The authors employed weekday- and weekend-TOD signal timing plans updated through the official project of the Uiwang local government a month before this study.

Table 2. Existing/proposed signal operation method signal time setting.

TOD Classification	Existing		Proposed
	Weekdays	Weekends	Weekdays	Weekends
00:00~06:00	TOD Plan 1	TOD Plan 5	The signal timings designed in real time with the proposed deep learning ANN model
06:00~10:00	TOD Plan 2	TOD Plan 5
10:00~17:00	TOD Plan 3	TOD Plan 8
17:00~20:00	TOD Plan 4	TOD Plan 8
20:00~21:00	TOD Plan 4	TOD Plan 5
21:00~24:00	TOD Plan 1	TOD Plan 5

presents a brief comparison of those control conditions in both TOD plans for weekday and weekend conditions.

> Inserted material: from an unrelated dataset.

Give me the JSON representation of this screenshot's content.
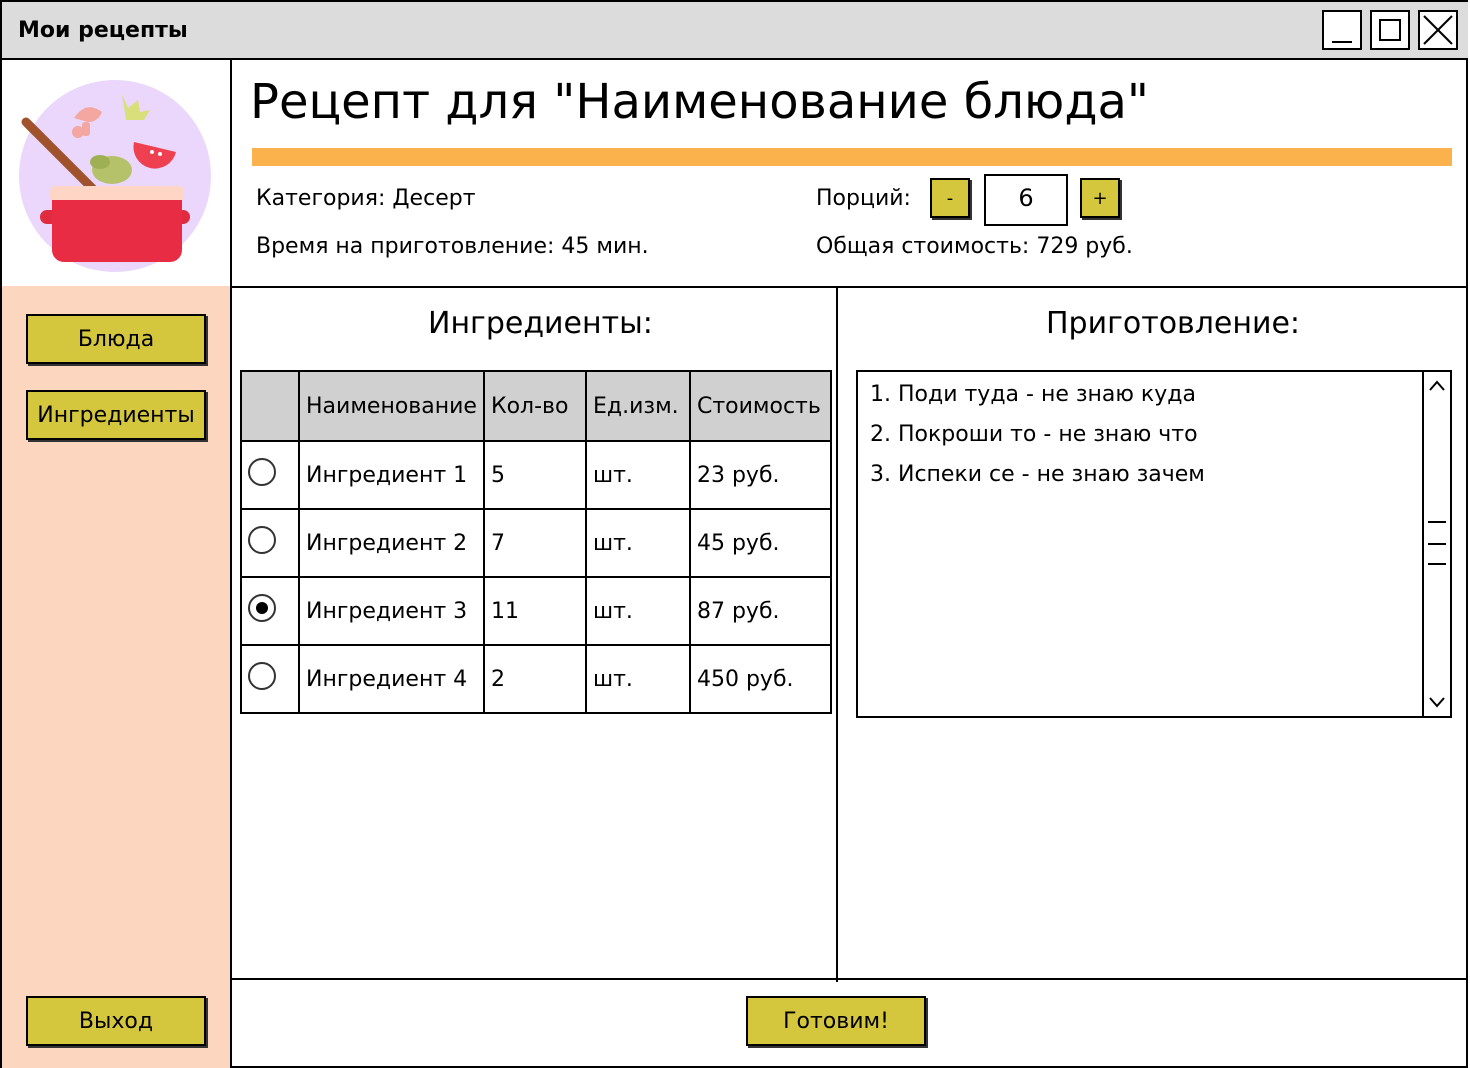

The prepared traffic and control conditions were simulated with SUMO. Figure 2 illustrates the graphical comparison of the results. The horizontal axis represents the twenty-four hours of the day. The vertical axis represents the control delay estimated from the simulation.

It was found from the results that the existing signal timing design method performed well during peak hours but not for the rest of the day. It showed that the basic traffic volume data utilized for traffic signal design and the invested resources, such as money and manpower in the signal timing design procedure, might be limited in practice as long as it is done in an offline manner.

The proposed model showed that during peak hours, the performance level was close to the TOD values. In addition, it was able to provide better performance during non-peak hours. It should be noted that the proportion of non-peak hours in a day is significant. This is because the proposed method uses online data and updates the signal timings in real time. Although it cannot be concluded from the results that the proposed ANN model produced the best signal timings, it can be concluded that the proposed approach utilizing the ANN technique was able to find a hidden trend.

5. Conclusions

This paper presents an approach to designing traffic signal timings based on online SI surveillance data, reflecting real-time changes in traffic demand. The authors suggest that it is valuable to link SI surveillance services with traffic signal control systems. The performance of the proposed optimal signal timings showed that the level of the control delay was reduced by about 22% on average compared with the existing method widely used in practice.